Kabul will mit Taliban in Pakistan sprechen

Eine in London erzielte Vereinbarung über Gespräche einer afghanischen Delegation mit einem Taliban-Führer in Pakistan weckt bei Beobachtern mehr Skepsis als Friedenshoffnungen.

Afghanistan wird eine Delegation für Verhandlungen mit dem Taliban-Führer Mullah Abdul Ghani Baradar nach Pakistan schicken. Der als Nummer zwei der afghanischen Taliban geltende Baradar war vor einigen Monaten nach dreijähriger Haft von den pakistanischen Behörden freigelassen worden, soll sich aber in einem “sicheren Haus” unter pakistanischer Kontrolle befinden.

Die Vereinbarung über einen Besuch der Delegation bei Baradar wurde bei einem Treffen der Regierungschefs Pakistans und Afghanistans, Nawaz Sharif und Hamid Karsai, sowie des britischen Premierministers David Cameron Anfang der Woche in London getroffen. Die Vereinbarung wird als Geste des Entgegenkommens der pakistanischen gegenüber der afghanischen Seite gesehen. Präsident Karsai versucht schon seit längerem, mit Unterstützung Pakistans mit den Taliban ins Gespräch zu kommen.

Experten haben allerdings Zweifel, ob die geplanten Gespräche des afghanischen “Hohen Friedensrates” mit dem prominenten Taliban-Mitglied zu greifbaren Ergebnissen führen können, und ob Baradar beziehungsweise die Taliban daran überhaupt interessiert sind.

Optimismus in Kabul

Zumindest die Regierung in Kabul ist diesbezüglich optimistisch. Die stellvertretende Sprecherin des afghanischen Präsidenten, Adela Raz, sagte der Deutschen Welle, dass “eine Delegation des Hohen Friedensrats so bald wie möglich nach Pakistan reisen wird, um Mullah Baradar zu treffen und um die Friedensgespräche zu einem Fortschritt zu führen”.

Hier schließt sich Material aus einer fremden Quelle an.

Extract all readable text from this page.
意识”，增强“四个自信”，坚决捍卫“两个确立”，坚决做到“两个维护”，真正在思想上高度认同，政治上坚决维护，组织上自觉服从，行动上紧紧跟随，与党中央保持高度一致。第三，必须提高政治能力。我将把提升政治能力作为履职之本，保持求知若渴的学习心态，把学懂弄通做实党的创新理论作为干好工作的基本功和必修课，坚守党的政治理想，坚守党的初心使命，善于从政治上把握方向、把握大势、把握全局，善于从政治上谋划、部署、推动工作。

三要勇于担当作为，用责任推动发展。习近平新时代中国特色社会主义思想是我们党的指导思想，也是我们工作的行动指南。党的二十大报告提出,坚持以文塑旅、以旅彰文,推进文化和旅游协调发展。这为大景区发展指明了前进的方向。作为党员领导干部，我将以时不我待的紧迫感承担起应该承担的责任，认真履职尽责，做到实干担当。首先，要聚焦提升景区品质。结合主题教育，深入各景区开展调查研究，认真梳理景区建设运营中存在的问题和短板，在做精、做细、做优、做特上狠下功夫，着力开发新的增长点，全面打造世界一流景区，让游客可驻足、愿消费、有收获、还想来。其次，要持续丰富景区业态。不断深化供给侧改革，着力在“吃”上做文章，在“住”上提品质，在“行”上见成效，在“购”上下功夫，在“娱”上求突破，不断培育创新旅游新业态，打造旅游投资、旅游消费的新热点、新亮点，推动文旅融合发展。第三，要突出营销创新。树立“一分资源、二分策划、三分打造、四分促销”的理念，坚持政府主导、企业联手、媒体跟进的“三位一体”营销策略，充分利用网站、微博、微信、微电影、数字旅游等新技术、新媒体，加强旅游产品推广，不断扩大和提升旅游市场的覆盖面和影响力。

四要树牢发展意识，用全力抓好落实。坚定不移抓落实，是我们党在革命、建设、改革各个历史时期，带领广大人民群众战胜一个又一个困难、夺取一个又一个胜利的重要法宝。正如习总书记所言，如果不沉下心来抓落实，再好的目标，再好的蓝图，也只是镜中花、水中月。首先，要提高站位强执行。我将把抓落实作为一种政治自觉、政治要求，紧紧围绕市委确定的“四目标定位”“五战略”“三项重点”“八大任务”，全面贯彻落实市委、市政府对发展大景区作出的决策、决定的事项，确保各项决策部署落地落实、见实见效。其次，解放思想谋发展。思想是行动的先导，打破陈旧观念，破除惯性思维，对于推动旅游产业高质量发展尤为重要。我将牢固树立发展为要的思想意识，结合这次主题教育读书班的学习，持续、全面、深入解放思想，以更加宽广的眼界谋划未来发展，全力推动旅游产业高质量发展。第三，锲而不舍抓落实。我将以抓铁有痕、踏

Der Hohe Friedensrat wurde 2010 von Präsident Karsai ins Leben gerufen, mit dem Auftrag, in Verhandlungen mit den Taliban einzutreten. Ein Erfolg blieb bisher aus. Die Taliban lehnten jegliche Gespräche mit der afghanischen Regierung ab. Der Sprecher des Friedensrates, Shahzada Shaheed, zeigte sich hoffnungsvoll, dass durch die jetzige Vereinbarung ein Friedensschluss mit den Taliban möglich sei. “Ob die Taliban bereit sind, ist abhängig davon, mit welchen Taliban man spricht. Die Taliban, die am Frieden interessiert sind, mit denen wollen wir reden und von deren Erfahrungen wollen wir profitieren, um gemeinsam für den Frieden zu arbeiten.”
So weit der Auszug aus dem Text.